Purchase this article with an account.
Ian P Howard, Phil Duke; Depth from monocular images. Journal of Vision 2003;3(9):463. doi: 10.1167/3.9.463.
Download citation file:
© ARVO (1962-2015); The Authors (2016-present)
Nakayama and Shimojo coined the term “Da Vinci stereopsis” for the impression of depth created by parts of a display seen by only one eye. In displays used to illustrate Da Vinci stereopsis the magnitude of depth is unspecified because the viewer has no information about the size of the occluded object.

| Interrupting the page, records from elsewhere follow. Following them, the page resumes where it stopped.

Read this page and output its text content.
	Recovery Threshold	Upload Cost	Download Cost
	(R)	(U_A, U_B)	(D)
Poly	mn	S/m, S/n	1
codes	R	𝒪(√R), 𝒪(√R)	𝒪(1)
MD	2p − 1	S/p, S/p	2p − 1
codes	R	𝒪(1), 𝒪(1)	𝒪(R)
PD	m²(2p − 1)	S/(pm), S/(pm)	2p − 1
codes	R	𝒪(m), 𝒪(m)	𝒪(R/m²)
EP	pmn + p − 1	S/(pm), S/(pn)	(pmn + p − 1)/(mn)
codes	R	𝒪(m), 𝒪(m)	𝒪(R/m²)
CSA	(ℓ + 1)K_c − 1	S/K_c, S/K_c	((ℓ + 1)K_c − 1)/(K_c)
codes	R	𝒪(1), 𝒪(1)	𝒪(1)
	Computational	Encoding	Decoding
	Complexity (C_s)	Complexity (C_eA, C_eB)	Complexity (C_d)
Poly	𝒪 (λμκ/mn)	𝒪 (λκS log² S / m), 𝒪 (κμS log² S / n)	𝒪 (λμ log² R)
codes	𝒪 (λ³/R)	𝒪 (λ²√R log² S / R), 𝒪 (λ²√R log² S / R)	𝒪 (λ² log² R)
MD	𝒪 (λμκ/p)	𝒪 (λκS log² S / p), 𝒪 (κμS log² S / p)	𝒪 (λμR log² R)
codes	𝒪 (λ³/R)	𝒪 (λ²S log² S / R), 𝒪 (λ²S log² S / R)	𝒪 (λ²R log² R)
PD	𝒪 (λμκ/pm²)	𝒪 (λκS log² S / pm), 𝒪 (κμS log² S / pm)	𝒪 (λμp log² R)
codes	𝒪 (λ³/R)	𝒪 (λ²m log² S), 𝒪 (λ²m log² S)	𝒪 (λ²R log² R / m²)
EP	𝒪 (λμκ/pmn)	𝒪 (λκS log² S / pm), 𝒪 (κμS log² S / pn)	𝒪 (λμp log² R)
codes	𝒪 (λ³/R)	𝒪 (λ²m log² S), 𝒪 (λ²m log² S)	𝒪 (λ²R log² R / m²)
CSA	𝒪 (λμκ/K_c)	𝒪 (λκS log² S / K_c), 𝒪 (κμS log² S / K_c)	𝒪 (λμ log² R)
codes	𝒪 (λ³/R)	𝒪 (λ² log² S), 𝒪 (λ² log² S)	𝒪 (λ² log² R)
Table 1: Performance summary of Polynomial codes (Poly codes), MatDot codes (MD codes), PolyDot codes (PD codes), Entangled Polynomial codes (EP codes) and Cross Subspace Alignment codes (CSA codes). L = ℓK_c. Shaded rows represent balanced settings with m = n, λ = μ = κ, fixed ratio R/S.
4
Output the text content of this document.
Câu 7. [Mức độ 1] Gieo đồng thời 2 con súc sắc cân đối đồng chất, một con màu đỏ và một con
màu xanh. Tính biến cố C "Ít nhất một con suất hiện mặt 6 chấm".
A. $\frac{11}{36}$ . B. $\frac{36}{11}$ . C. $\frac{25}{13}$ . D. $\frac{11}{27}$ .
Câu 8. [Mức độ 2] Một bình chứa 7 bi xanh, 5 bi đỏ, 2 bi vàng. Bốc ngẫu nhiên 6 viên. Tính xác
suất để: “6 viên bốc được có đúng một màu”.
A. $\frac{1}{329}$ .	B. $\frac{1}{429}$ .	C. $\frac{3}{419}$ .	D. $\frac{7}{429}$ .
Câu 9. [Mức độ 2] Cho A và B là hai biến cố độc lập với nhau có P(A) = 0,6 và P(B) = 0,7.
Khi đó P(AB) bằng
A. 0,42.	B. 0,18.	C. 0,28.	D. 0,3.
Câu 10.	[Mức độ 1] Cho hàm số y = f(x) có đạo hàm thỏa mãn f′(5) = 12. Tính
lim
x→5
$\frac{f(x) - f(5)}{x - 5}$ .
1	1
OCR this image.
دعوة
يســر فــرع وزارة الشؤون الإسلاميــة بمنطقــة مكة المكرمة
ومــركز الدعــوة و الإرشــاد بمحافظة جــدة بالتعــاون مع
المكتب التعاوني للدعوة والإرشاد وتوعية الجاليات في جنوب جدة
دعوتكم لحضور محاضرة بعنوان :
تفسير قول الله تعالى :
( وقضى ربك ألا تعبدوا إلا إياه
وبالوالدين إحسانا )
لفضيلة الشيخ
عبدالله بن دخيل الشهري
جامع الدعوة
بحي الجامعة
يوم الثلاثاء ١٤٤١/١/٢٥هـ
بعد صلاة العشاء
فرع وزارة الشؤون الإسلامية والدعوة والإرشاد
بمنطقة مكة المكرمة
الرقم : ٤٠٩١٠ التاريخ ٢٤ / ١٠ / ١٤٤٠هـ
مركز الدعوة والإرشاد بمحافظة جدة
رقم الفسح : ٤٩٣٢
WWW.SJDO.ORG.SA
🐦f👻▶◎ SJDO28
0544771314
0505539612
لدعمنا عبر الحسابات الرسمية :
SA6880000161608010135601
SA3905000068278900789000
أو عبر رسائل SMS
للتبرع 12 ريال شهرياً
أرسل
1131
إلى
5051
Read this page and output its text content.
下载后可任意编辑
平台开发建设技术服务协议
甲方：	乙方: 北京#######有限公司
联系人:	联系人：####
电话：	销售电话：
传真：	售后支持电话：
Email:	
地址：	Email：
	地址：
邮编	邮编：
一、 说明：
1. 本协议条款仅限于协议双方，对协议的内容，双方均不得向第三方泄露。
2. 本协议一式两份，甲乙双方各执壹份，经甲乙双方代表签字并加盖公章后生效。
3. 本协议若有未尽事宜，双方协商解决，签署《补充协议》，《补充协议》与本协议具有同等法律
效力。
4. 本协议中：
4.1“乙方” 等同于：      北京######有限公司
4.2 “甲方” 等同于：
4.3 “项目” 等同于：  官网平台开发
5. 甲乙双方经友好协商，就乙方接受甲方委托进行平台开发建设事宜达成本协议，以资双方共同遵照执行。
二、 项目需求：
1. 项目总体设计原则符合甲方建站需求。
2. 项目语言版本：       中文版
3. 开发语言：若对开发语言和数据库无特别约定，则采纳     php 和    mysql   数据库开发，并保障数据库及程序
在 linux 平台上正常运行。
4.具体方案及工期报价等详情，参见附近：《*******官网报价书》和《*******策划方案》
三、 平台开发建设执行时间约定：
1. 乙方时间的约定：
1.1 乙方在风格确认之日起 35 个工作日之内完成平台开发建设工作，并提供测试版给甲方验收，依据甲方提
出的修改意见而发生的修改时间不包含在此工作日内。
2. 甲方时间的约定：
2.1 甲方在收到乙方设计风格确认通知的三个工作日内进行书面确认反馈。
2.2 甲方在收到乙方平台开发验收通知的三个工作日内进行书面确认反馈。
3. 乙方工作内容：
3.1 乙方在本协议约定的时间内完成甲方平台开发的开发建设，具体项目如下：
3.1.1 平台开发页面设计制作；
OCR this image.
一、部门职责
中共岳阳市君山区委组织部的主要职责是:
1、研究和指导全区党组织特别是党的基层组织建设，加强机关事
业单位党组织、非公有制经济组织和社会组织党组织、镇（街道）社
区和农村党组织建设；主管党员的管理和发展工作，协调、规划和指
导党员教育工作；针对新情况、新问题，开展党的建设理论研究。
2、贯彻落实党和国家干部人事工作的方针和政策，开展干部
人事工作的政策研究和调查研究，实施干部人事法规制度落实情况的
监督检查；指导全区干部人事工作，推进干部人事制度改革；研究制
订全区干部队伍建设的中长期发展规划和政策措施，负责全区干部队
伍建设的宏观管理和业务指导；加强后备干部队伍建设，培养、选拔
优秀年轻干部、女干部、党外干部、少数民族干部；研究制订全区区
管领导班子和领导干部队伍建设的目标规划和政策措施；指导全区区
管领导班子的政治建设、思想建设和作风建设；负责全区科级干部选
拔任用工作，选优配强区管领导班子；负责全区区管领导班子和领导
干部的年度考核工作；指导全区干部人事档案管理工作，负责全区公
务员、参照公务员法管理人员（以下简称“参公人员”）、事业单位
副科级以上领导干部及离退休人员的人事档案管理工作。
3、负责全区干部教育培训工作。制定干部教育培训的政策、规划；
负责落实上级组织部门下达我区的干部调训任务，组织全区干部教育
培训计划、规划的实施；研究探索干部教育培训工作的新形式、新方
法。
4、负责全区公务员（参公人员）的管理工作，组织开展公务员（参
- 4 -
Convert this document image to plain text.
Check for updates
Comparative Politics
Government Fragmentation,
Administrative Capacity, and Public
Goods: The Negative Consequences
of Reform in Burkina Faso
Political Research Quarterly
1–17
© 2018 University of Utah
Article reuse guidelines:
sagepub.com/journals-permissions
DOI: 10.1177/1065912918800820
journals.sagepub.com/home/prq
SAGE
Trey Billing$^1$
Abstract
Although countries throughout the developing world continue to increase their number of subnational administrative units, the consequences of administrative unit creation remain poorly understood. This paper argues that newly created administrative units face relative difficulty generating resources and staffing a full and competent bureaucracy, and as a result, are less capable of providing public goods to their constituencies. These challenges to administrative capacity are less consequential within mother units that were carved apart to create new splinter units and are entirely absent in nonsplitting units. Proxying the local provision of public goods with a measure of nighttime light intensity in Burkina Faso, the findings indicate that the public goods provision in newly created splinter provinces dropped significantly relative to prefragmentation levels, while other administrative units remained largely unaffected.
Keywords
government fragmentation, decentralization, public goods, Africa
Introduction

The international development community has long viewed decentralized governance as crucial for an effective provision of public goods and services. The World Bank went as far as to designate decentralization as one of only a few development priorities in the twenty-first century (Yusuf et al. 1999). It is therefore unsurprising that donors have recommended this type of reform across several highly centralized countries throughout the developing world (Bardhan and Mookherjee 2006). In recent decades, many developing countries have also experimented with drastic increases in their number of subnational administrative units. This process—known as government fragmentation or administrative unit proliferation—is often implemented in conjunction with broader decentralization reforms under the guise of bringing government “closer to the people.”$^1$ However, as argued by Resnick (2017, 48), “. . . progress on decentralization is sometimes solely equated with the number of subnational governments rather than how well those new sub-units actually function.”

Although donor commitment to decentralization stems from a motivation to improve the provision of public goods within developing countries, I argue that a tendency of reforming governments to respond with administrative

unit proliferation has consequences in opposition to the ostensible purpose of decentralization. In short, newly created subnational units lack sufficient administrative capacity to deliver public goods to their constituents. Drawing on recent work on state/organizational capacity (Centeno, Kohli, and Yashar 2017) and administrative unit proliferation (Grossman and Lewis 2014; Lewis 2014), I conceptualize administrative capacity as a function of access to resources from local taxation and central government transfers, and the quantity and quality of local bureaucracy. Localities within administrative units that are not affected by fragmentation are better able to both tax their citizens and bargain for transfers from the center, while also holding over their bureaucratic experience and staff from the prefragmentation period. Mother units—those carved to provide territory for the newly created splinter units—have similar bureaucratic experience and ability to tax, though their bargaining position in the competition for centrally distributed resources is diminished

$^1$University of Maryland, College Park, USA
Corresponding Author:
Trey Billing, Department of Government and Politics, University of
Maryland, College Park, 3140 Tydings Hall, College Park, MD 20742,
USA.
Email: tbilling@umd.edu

We have designed displays that remove this ambiguity. In one display a square has the same colour as a transparent background. For one eye, the square just fills a slit in the background so that its lateral edges are not visible. For the other eye, the square is displaced relative to the slit. For this eye, both lateral edges of the square are visible because the background is depicted as transparent. We refer to this depth cue as ‘monocular transparency’. We measured the depth produced by our display relative to that produced by an adjacent disparity depth probe. For most subjects, the perceived depth of the transparency display matched that of the probe. Thus, monocular transparency can create good quantitative depth in the absence of binocular disparity. We have also produced quantitative depth in displays resembling Panum's limiting case and show that Da Vinci stereopsis and Panum's limiting case are essentially the same. Our effects cannot be due to vergence-induced disparity because they occur when both images are symmetrical and because depth in both directions occurs at the same time.